This three-year initiative is set to explore how microelectronics can benefit from the incorporation of antiferromagnetic materials, a promising spin-based technology that offers ultrafast performance.
"The semiconductor microelectronics industry is looking for new materials, new phenomena, and new mechanisms to sustain technological advances," said Jing Shi, a distinguished professor of physics and astronomy at UCR and the award's principal investigator. "With co-principal investigators at UC San Diego, UC Davis, UCLA, and Lawrence Livermore National Laboratory, we aim to cement the University of California's leadership in this area and obtain extramural center and group funding in the near future."
Spintronics, which utilizes the electron's spin - its intrinsic angular momentum - for processing information, is central to this research. Antiferromagnetic spintronics presents a more compact and faster alternative to traditional ferromagnetic spintronic technologies currently found in memory chips and hard drives.
"With UCR leading this project, we are well positioned to compete nationally for new funding provided by the CHIPS Act," Shi said. The CHIPS Act allocates resources through the CHIPS for America Fund to bolster domestic semiconductor manufacturing.
Shi elaborated on the difference between material types, noting that while ferromagnetic materials align all electron spins in one direction, creating a net magnetic moment, antiferromagnetic materials have alternating spin orientations, cancelling out the magnetic moment. However, these alternating spins can still represent two distinct states for data storage purposes.

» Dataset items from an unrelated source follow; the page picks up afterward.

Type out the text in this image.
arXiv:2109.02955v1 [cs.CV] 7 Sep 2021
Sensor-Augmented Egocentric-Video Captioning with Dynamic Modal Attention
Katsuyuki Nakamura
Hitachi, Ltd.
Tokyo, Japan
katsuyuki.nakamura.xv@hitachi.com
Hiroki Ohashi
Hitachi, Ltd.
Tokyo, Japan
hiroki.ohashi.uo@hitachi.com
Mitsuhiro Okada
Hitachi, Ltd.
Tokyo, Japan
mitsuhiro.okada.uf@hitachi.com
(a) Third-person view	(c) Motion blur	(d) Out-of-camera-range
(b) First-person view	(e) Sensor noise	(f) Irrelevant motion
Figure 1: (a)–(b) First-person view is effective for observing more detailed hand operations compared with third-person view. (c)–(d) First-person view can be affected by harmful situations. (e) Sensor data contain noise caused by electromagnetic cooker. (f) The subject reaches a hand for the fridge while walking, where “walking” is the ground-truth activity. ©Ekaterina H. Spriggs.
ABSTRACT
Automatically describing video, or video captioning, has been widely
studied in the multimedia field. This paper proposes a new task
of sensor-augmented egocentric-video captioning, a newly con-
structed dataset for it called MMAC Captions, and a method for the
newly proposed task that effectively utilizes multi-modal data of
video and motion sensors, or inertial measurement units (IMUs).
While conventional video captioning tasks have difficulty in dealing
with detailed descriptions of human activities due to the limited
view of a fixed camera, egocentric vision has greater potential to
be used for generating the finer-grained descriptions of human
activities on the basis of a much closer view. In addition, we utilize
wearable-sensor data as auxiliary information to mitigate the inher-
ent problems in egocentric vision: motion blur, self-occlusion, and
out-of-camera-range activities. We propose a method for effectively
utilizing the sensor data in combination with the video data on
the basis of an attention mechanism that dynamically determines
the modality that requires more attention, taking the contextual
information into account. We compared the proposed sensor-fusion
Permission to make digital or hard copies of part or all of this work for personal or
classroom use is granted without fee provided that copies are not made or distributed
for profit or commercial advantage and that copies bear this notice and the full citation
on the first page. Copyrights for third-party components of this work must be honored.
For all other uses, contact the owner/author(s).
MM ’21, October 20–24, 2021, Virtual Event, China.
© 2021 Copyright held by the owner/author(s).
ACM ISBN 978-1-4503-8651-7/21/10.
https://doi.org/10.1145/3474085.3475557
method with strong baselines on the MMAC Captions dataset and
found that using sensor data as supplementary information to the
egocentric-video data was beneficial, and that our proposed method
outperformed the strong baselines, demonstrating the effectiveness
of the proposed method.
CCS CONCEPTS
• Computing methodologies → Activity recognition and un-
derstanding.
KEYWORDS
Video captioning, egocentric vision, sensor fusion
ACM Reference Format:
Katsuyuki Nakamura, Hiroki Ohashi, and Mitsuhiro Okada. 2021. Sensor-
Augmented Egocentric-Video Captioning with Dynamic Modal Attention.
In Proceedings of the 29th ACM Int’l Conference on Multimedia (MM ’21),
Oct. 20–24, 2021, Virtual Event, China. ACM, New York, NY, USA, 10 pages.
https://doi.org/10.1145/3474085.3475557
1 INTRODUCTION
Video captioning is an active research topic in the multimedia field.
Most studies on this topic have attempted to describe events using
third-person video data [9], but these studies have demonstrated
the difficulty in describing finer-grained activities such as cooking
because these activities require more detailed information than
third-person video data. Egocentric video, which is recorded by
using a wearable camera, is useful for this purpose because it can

"The advantage of antiferromagnetic memory is higher density, as the lack of a net magnetic moment means neighboring bits don't interfere with each other," Shi said. "Additionally, memory writing in antiferromagnets is faster due to quicker spin dynamics, driven by a quantum interaction called exchange interaction."
In addition to memory applications, antiferromagnetic materials may be transformative in computing, particularly within "magnetic neural networks." Shi noted that specific antiferromagnets, known as easy-plane antiferromagnets, can transmit spin pulses over extended distances with minimal energy loss.
"These pulses can propagate information through multiple neural layers, similar to how signals are processed in biological neural networks," he said. "This is possible because of a quantum state called spin superfluidity, where spin pulses move efficiently through the material without much dissipation."
Under the title "Antiferromagnetic spintronics for advanced memory and computing," the project will analyze these unique materials and their capabilities. Research will take place in UCR's laboratories and at national facilities, including Lawrence Berkeley National Laboratory and Oak Ridge National Laboratory. The effort will engage multiple postdoctoral scholars and graduate students.
Reviewers described the proposal as both high risk and high reward.
"There are many challenges ahead, including innovative approaches for designing and synthesizing materials, but our team has strong expertise in antiferromagnetic material synthesis," he said. "We are confident we can overcome the challenges."